Extended Data Fig. 3: Characteristics of the Sln1 turgor-sensor kinase.

a, Graphical simulation of a mathematical model for appressorium function in M. oryzae. The model assumes that septins are recruited to the appressorium pore at a seeded ring structure that allows the recruitment of F-actin. Melanin is recruited to the appressorium dome in proportion to increasing turgor, and excluded from the pore. A turgor sensor (TS) is recruited to the pore to modulate melanization and turgor generation, while positively regulating septin recruitment and F-actin reorganization; this results in cuticle rupture (Supplementary Video 1). b, A mutant that lacks the turgor sensor generates excess appressorium turgor, recruits more melanin to the cell wall and prevents the recruitment of septin and F-actin to the pore; the cuticle is therefore not breached (Supplementary Video 2). c, Micrographs showing that the Δsln1 mutant is unable to invade and colonize rice tissue after 36 h.p.i. No invasive hyphae were visualized inside rice cells inoculated with Δsln1. Images are representative of n = 2 independent biological replicates.
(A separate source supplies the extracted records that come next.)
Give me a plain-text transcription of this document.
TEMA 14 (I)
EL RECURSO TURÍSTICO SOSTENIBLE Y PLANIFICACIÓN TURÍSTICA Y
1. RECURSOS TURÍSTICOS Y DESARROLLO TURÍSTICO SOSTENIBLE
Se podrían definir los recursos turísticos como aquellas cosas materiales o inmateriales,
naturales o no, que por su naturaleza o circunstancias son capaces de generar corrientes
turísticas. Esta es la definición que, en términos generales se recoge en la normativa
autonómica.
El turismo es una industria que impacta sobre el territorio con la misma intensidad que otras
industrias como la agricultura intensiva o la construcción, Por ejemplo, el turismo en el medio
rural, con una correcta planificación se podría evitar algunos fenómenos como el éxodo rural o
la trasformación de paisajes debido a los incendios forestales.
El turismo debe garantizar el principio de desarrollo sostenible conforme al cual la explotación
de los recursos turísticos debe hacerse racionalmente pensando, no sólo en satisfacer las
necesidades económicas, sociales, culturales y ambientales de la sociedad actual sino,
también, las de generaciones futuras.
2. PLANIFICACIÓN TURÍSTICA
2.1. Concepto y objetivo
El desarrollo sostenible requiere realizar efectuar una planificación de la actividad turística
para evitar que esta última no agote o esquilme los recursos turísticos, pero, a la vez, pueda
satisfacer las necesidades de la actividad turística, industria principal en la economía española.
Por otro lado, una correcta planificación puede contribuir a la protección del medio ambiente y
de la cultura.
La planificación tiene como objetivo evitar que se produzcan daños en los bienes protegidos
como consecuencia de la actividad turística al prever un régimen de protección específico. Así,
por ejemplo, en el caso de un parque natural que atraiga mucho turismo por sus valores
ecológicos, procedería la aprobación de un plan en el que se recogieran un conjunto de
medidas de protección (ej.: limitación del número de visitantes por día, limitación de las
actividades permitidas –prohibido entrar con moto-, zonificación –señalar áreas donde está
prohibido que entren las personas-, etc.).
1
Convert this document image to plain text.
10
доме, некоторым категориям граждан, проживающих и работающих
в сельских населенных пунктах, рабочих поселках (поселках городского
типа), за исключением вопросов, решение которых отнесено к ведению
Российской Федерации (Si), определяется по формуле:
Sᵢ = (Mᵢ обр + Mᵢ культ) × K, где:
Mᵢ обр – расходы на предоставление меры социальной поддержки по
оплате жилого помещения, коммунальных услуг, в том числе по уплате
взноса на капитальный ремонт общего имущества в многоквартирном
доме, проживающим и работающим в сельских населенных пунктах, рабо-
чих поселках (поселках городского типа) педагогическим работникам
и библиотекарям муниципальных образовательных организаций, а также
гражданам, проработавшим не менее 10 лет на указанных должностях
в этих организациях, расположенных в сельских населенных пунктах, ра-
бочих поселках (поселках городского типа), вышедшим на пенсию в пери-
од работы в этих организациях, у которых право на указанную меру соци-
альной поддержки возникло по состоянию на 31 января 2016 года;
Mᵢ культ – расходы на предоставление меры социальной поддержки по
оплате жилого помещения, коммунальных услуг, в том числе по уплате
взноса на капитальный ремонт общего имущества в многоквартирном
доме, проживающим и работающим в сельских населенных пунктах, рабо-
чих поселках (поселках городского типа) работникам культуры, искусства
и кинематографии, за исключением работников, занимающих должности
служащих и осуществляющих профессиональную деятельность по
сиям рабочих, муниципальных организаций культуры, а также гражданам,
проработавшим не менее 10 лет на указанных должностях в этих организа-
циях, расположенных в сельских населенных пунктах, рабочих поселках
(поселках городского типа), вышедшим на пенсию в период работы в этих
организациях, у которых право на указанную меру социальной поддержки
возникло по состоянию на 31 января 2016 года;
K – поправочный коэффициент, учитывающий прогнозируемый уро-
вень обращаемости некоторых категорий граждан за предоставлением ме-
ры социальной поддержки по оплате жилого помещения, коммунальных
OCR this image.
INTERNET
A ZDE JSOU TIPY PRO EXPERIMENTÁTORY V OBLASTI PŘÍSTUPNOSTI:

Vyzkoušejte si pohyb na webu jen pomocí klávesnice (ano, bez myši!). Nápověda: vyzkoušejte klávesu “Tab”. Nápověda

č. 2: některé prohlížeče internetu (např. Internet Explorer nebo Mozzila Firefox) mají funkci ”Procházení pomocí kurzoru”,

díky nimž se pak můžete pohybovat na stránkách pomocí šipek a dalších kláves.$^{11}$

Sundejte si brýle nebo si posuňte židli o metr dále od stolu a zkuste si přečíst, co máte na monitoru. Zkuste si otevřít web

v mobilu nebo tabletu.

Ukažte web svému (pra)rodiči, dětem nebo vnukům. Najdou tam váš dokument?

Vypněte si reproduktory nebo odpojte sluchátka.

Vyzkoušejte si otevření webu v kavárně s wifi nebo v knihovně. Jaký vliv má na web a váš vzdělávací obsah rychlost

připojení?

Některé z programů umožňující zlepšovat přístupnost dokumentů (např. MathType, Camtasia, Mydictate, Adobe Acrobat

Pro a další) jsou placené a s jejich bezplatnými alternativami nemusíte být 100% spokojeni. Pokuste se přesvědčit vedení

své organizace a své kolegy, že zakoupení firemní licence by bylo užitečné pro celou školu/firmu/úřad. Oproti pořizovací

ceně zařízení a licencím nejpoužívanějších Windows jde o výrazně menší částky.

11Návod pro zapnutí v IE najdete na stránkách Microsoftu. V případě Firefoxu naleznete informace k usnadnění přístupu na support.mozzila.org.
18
Scale bar, 10 µm. d, Localization of Sln1–GFP in conidia and appressoria of M. oryzae. Conidia were collected from a M. oryzae Guy11 transformant that expresses a Sln1–GFP gene fusion, and inoculated on glass coverslips. Images were captured at 0, 4, 6, 8 and 24 h.p.i. Micrographs are representative of the distribution of Sln1–GFP at the indicated time points in n = 3 independent biological replications of the experiment. Scale bars, 10 µm. e, Epifluorescence micrographs showing that the cellular distribution of H1–GFP in appressoria at 24 h.p.i. is unaffected by exposure of appressoria to 1.5 M glycerol at 5 h.p.i. Images are representative of n = 3 independent biological replicates; 50 appressoria were counted per replicate. Scale bar, 10 µm.